Derrière la lettre « t » se cache Thomas Thielen, multi-instrumentaliste de talent, qui nous offre une quatrième preuve de sa belle palette technique au travers de Psychoanorexia, trois ans après la sortie d’Anti-Matter Poetry.

Les quatre pistes de Psychoanorexia sont imprégnées d’influences variées, allant de Genesis à Marillion. Cette synthèse se révèle peu à peu dans toute sa complexité sous la forme d’une douce schizophrénie interprétée par toute la gamme d’instruments que maîtrise Thomas Thielen.
La teinte dominante couvre l’album de mélancolie, générée notamment par le jeu du piano, du chant. Le recours à des effets de nappe, aux échos et à quelques parasites récurrents, anime ce sentiment.

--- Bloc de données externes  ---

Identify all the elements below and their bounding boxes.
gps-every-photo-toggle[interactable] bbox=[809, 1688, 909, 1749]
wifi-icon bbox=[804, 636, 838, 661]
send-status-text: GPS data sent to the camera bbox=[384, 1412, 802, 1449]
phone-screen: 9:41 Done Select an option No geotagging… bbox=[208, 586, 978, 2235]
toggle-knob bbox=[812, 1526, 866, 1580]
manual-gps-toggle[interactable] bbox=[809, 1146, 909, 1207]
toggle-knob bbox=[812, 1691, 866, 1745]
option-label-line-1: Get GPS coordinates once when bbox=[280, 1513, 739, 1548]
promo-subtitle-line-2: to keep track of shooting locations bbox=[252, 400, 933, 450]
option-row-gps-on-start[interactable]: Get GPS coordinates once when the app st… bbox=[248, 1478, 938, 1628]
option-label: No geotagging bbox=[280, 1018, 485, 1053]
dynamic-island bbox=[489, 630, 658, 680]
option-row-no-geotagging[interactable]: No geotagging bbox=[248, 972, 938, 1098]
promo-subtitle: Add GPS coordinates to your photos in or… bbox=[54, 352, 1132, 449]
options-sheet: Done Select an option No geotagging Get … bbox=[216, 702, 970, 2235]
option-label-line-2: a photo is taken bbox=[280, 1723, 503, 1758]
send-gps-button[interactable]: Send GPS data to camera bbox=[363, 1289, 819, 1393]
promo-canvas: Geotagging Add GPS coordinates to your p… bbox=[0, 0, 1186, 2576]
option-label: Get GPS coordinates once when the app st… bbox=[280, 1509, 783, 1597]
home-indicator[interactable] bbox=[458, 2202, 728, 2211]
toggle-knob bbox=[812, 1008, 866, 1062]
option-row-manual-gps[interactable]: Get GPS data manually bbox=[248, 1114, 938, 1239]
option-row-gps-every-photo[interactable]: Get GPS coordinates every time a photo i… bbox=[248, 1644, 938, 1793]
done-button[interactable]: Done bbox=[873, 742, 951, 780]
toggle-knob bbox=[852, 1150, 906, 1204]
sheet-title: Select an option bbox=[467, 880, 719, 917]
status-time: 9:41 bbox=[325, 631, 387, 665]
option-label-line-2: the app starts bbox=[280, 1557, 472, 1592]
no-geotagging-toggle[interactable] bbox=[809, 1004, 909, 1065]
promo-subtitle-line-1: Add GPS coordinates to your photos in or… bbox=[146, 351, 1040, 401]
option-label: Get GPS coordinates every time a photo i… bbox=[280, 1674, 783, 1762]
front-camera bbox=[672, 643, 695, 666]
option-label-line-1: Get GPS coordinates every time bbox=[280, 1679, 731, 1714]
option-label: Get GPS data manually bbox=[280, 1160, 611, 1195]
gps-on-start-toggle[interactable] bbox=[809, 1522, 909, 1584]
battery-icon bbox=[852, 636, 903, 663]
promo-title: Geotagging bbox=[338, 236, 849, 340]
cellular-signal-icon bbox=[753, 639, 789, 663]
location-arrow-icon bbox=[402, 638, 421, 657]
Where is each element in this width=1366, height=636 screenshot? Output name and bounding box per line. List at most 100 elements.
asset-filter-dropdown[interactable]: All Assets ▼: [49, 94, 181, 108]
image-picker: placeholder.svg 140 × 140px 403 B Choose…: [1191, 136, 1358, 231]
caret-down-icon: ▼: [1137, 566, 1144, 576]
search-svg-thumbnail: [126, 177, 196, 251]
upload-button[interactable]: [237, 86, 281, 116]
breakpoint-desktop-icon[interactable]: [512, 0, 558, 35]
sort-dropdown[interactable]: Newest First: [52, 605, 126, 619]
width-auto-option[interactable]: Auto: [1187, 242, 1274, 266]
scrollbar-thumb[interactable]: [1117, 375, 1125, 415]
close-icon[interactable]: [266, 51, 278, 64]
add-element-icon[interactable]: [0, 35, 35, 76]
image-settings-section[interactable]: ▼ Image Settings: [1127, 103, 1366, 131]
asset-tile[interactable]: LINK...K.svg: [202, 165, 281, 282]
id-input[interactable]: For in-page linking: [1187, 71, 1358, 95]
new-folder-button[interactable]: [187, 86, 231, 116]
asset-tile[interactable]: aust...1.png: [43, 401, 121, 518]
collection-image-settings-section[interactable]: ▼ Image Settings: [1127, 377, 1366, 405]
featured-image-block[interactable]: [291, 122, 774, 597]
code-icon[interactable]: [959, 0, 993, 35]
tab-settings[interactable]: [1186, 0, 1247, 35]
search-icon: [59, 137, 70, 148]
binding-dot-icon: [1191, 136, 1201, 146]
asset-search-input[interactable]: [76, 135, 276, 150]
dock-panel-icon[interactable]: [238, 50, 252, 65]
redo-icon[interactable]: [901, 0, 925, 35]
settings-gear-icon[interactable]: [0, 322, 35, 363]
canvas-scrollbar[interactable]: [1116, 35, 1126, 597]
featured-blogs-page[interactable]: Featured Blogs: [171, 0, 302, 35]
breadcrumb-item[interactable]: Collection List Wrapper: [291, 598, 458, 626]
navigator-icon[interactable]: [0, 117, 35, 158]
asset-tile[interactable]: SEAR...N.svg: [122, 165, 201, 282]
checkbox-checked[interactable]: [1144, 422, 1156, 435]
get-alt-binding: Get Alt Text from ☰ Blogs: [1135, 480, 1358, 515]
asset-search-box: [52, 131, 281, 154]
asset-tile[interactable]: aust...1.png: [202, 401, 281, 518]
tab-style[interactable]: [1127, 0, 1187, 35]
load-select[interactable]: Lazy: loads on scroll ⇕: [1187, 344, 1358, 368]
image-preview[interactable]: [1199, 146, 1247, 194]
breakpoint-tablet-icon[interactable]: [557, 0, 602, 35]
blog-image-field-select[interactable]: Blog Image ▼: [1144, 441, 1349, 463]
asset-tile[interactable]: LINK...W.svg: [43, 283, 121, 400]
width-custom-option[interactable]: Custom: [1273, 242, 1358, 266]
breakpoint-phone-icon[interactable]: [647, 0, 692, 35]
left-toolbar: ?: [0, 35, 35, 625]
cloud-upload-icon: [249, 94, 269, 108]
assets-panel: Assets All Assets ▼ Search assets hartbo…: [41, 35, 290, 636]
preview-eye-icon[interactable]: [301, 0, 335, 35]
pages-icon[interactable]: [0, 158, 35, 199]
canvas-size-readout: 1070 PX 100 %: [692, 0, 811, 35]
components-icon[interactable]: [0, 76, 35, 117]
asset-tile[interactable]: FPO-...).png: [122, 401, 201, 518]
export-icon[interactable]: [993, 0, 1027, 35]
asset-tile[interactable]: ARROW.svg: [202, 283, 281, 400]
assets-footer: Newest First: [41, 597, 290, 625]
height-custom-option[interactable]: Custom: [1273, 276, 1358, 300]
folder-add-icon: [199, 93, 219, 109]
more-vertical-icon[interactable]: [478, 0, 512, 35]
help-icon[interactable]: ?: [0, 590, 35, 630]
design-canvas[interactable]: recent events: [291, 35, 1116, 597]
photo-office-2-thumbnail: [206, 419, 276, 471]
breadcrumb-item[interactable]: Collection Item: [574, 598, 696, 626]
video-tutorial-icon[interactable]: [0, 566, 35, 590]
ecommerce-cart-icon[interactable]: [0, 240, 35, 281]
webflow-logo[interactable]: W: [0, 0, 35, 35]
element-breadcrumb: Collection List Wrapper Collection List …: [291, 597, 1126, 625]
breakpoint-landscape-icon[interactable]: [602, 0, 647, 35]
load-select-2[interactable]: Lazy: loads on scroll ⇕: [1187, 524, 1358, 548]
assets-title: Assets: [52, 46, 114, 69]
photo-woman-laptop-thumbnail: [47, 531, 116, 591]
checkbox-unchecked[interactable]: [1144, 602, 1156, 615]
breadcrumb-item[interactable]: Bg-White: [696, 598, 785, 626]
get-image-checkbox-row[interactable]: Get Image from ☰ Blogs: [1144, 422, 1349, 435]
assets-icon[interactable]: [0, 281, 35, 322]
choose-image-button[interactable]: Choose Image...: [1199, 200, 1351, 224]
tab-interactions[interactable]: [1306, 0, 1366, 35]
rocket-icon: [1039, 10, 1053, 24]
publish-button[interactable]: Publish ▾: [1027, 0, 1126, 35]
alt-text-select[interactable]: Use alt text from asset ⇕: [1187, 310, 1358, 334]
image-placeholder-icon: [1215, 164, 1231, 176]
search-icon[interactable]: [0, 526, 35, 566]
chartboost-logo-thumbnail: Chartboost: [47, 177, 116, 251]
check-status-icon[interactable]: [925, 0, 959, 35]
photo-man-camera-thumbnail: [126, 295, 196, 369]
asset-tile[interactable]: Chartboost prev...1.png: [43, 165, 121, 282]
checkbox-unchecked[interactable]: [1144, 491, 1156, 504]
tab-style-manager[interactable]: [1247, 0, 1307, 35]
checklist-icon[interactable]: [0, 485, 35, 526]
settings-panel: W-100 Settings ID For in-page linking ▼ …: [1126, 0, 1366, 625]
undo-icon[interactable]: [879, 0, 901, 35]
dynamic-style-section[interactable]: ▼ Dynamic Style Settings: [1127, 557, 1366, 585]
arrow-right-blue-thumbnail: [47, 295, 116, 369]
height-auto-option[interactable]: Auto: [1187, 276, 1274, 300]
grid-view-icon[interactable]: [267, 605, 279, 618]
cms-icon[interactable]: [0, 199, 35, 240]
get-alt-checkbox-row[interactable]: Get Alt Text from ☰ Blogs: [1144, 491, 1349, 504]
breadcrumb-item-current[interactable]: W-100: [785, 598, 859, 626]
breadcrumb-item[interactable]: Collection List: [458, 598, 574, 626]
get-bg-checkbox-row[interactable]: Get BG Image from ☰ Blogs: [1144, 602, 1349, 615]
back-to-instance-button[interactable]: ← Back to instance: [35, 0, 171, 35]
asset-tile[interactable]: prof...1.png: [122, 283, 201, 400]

Néanmoins, si la maîtrise technique et la recherche dans l’instrumentation sont bien présentes, le résultat est parfois inégal. La longueur des pistes devrait permettre une progression, des variations, à partir d’une idée génératrice. C’est ce qui est produit de belle manière dans le premier élément, « The Aftermath of Silence ». A l’inverse, cette élégance de composition s’atténue dans la piste suivante, « Kryptonite Monologue », s’effaçant en une succession d’ambiances manquant parfois de liant. Les transitions sont alors brutales, voire inexistantes.
Le chant est symptomatique de cet état, tant il se veut changeant. Accompagnant l’atmosphère, la voix s’envole, vibrante, dans des élans de lyrisme, parfois chassée par un phrasé plus saccadé, ou par une belle basse. Sans être déplaisante, la voix est utilisée dans trop d’ambiances différentes sans que le résultat soit une constante réussite. Sa présence se fait même gênante quand elle superpose ses effets techniques à un accompagnement musical déjà chargé.

L’exercice solitaire est une activité périlleuse dont l’auteur se tire à bon compte, et cela depuis quelques albums déjà. Les intentions de Thomas Thielen sont généreuses. Il en va de même pour la débauche d’énergie qui a généré Psychoanorexia, malgré sans doute un excès de complexité qui nous fait oublier que l’auteur est seul aux commandes mais rend l’écoute ardue. Sommes toutes, l’album est propre, les mélodies, agréables et originales, sortent des conventions habituelles et se distinguent de beaucoup d’autres compositions contemporaines au son par trop stylé.